Sunk cost cube, part 2: card evaluation
Once I catalogued all my cards, I was ready to start thinking about what to include in the cube. Sort of.
Card evaluation is hard enough in a draft setting, but now each card was competing with hundreds of others. I wanted to include the best cards in each color and maintain a good balance. But how? I didn’t know how good or bad my cards were, so I couldn’t reliably guess whether a specific card would make it into the cube or eventually get cut. Faced with going through 1088 unique cards over and over until I had the right 360, I needed to find some shortcuts.
Luckily, MtG players love draft simulators, and the aggregate of those draft decisions results in a ranked list of cards for each set. With some copy-pasting and a little spreadsheet voodoo I was able to get a ranked percentile score, within its set, of each card I owned.
This is where I enlisted Deckbox so I didn’t have to sort the physical cards to match their ranking from the spreadsheet. I added the bottom 50% ranked cards and went through them, just in case, on the lookout for any cards that sounded fun or had interesting interactions. When I was done, I’d removed 436 cards from consideration and never looked back.

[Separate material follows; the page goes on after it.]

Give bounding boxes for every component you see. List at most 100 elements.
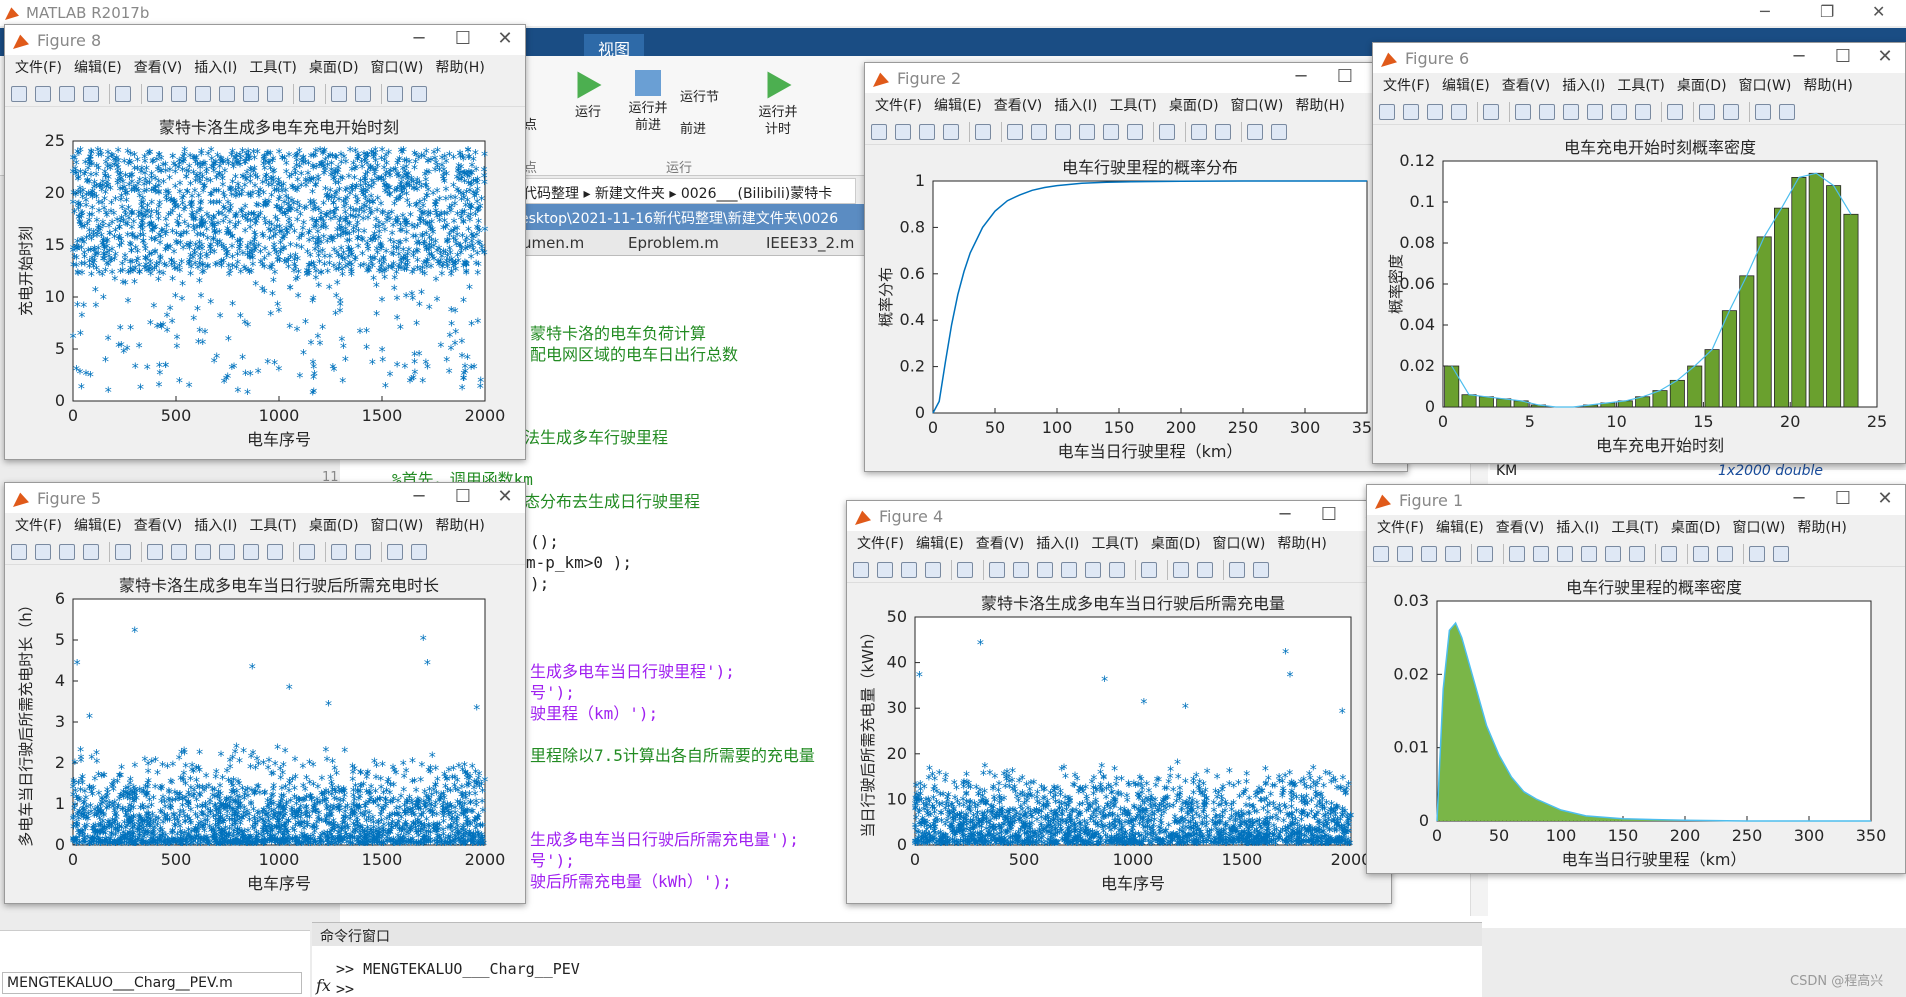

The top 50% is where I had to put in more thought and get down to real card evaluation. I cut out a lot of older cards, because those sets were overall weak. Maybe it’s a fluke, but one the highest ranked cards from Ice Age is Pale Bears. It’s maybe acceptable as sideboard, but I wanted every card to be viable in the main deck. My one planeswalker was among the cards that I cut because they would have thrown off the balance between colors. Unfortunately, I couldn’t include multicolor at all.
I was getting close, a few more tweaks, and it’d be ready to play.